L'oeuvre de Kenneth Bernard comprend de la fiction : Two Stories (1973), The Maldive Chronicles (1987), From The District File (1992) ; des pièces de théâtre : The Night Club and other Plays (1971), How We Danced While We Burned and La Justice (1980) ; et de la poésie : The Baboon in the Nightclub (1994), qui, nominé par les poètes Seamus Heany et Ted Hughes, a obtenu le prestigieux prix Arvon en Angleterre. L'auteur collabore régulièrement à des revues comme Fiction International, Harper's, Paris Review, Salmagundi, etc. Disponible au Tripode : Extrait des archives du district.
Je remercie très sincèrement la maison d’édition Le Tripode pour la découverte pour le moins originale de "La femme qui pensait être belle" de Kenneth Bernard.

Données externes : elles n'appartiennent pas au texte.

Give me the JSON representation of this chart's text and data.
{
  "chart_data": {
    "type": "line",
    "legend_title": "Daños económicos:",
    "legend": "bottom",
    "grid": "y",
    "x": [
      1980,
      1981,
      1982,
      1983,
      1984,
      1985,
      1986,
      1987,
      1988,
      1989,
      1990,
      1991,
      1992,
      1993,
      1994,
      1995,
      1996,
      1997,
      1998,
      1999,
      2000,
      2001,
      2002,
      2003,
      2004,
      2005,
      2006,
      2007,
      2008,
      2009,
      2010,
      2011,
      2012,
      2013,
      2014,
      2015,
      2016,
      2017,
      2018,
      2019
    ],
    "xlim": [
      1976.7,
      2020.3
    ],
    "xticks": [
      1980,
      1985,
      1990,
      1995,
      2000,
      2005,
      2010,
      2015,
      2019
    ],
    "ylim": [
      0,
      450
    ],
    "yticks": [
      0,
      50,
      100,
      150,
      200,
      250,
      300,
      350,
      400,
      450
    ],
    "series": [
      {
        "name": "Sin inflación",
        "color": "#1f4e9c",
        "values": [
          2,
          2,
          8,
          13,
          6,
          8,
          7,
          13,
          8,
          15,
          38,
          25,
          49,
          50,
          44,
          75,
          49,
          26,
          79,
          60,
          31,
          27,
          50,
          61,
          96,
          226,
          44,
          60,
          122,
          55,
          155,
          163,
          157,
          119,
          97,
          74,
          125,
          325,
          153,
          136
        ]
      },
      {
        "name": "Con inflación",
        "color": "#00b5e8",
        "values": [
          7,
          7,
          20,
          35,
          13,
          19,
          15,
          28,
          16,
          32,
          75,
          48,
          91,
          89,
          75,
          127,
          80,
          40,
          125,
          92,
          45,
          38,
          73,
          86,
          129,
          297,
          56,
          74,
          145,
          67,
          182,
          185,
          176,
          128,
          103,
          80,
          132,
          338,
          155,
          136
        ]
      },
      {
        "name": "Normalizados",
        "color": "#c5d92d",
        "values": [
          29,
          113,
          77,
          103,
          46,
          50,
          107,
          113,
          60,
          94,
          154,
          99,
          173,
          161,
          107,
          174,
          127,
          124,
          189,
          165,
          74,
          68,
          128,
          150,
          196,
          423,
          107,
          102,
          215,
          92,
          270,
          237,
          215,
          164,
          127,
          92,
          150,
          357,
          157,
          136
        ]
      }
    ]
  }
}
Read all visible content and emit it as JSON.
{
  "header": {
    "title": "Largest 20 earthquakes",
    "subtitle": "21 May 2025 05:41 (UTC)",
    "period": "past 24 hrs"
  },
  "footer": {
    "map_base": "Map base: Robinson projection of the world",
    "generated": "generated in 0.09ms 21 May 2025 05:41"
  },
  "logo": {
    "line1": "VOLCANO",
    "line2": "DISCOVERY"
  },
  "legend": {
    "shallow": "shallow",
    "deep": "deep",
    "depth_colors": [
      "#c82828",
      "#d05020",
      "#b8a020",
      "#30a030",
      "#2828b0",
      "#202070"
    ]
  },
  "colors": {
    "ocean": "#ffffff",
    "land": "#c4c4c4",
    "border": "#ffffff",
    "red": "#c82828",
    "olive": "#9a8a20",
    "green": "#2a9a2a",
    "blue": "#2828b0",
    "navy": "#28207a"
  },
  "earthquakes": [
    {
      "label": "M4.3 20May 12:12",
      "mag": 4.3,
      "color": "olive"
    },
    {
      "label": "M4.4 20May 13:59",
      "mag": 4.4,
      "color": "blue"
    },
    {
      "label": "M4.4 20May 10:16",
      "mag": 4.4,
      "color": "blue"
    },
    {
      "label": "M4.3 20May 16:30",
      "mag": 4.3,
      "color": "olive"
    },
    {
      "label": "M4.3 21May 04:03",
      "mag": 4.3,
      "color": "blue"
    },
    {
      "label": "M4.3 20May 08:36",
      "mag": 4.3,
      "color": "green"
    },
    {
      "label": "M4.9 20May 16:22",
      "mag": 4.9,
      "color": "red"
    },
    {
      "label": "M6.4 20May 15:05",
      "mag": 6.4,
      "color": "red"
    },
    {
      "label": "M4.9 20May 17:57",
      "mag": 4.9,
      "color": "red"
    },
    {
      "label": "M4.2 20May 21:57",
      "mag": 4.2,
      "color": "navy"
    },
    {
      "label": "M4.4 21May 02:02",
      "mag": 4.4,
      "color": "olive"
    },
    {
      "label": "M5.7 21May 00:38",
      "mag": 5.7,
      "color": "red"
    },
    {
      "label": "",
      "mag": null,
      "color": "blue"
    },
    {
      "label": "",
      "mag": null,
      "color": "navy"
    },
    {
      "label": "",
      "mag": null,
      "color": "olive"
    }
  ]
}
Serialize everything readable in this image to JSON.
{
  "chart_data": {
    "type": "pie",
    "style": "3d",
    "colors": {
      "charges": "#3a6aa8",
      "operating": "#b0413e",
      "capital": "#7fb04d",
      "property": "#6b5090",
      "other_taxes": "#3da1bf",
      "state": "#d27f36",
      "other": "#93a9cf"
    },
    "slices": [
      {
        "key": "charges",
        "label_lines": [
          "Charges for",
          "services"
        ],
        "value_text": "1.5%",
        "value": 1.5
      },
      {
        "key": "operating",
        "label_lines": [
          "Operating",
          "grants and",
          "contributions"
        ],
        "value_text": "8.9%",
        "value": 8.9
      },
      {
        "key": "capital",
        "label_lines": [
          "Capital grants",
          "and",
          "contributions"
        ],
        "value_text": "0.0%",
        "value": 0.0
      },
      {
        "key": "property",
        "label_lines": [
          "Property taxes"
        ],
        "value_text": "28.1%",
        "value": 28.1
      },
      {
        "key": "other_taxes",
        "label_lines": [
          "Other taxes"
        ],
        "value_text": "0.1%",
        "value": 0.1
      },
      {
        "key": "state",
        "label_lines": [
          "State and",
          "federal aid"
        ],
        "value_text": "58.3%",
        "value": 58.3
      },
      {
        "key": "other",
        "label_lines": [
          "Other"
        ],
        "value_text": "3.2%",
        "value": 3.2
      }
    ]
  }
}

Je n’avais jusqu’à présent rien lu de cet auteur et ne serais vraisemblablement pas allée vers ce livre… petit recueil de nouvelles de 146 pages. Dès la première on comprend que l’on entre dans un univers particulier, décalé, insolite, quelque peu anticonformiste, voire absurde. L’auteur s’ingénie, en effet, à se lancer dans de profondes réflexions souvent déroutantes sur des thèmes aussi variés que le rythme de marche différent entre sa femme et lui, l’amour que Lioubov Popova, artiste russe, portait au fox-trot, ou encore le malheur lié au prêt d’un livre jamais restitué. Je ne parle même pas des 30 pages consacrées à une méditation comparée de Tarzan et King Kong.
L’écriture est à la fois simple et recherchée, les mots toujours bien choisis et les idées avancées, pour farfelues qu’elles semblent être, ont toujours un sens. La nouvelle « préparatifs » en est un exemple. L’auteur s’y pose la question de l’attitude à avoir en recevant un appel téléphonique, il s’agit d’une urgence, alors qu’on est nu au sortir de la douche. J’avoue n’y avoir jamais pensé et pourtant elle a son intérêt. Bref, tout au long de l’ouvrage, nous sommes entraînés dans des digressions, pensées diverses, commentaires à foison et notes.
Dire que j’ai adoré serait hypocrite, mon manque de fantaisie ne me le permet pas. Mais j’ai apprécié ce genre, inhabituel pour moi, cette fraîcheur dans les propos et cette ironie qui déborde régulièrement.
Et, comme j’aime autant les livres que la lecture, je ne peux passer sous silence la beauté de l’objet : sa magnifique couverture joliment aérienne et colorée, son intérieur illuminé de bleu, et même sa typographie très élégante.